The film then produced a clip of Etsuro Totsuka for the purpose of criticizing Abe. Totsuka was the lawyer who coined the word "sex-slave" and spread it throughout the United Nations. In the film, he said: "Abe claims that the women were not coerced because they were not forcibly taken away against their will and tied with ropes. But, legally speaking, 'coercive' means 'against their will.' Then, 'being deceived' is categorized as 'coercive' because it is 'against their will.' Most Korean women at that time were deceived."
In other words, since there was no coercion and there were no reported cases of forcible removal of women on the Korean Peninsula under Japanese governance, Totsuka expanded the definition of coerced to include the sense of "being deceived."
Gilbert and Fujiki were brought in and said: "The [comfort] women were recruited mainly by Korean dealers.
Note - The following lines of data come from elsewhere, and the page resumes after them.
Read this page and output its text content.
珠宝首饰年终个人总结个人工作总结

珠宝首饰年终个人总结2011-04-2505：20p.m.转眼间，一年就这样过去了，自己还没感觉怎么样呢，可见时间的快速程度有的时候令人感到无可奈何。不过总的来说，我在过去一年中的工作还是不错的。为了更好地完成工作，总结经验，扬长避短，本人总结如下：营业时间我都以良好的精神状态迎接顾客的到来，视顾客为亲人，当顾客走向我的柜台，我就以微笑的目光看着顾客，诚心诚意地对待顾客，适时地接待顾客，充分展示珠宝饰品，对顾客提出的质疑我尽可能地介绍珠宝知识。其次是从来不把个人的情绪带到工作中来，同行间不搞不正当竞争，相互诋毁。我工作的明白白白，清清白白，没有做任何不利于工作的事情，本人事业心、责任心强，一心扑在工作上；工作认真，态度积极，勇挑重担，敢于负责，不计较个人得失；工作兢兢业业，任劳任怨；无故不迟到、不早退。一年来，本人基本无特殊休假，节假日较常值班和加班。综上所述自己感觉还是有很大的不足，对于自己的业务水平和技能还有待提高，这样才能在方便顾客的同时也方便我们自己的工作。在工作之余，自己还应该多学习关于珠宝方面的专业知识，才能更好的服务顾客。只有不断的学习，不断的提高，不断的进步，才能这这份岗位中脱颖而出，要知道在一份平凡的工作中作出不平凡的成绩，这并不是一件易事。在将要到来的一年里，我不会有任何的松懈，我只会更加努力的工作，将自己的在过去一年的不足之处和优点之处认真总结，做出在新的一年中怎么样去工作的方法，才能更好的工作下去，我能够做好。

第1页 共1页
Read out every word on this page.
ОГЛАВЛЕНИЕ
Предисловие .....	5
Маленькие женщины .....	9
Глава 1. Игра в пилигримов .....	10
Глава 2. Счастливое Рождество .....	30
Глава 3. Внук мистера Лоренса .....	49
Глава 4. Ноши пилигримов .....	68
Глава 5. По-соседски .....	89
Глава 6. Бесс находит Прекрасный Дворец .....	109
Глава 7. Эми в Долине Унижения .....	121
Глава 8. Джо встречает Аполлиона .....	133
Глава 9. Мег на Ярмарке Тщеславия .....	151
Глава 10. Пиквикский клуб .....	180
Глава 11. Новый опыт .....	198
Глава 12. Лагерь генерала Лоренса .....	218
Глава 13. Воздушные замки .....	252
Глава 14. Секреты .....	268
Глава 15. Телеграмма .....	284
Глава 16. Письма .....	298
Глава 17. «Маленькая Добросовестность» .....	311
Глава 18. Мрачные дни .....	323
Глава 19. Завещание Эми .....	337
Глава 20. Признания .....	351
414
There would have been cases in which women were deceived by the private dealers."
Mio Sugita added, "Newspapers at that time reported on many cases in which malicious dealers were arrested by the Japanese military, governor-general of Korea or the police."
The film then brought in Hirofumi Hayashi to refute. He argued, "Reports in newspapers at that time had nothing to do with the coercive recruitment of the comfort women. Certainly the police arrested malicious dealers who deceived women and prostituted them. But the police overlooked dealers who were requested to do so by the military."
All the same, I wish Hayashi had provided evidence for his statement. How could the police tell so-called malicious dealers from dealers who had allegedly been requested by the military?
Similar claims I was aware of had all been found to be groundless. If the police had been so discriminatory, it would have been very difficult to maintain security at the time.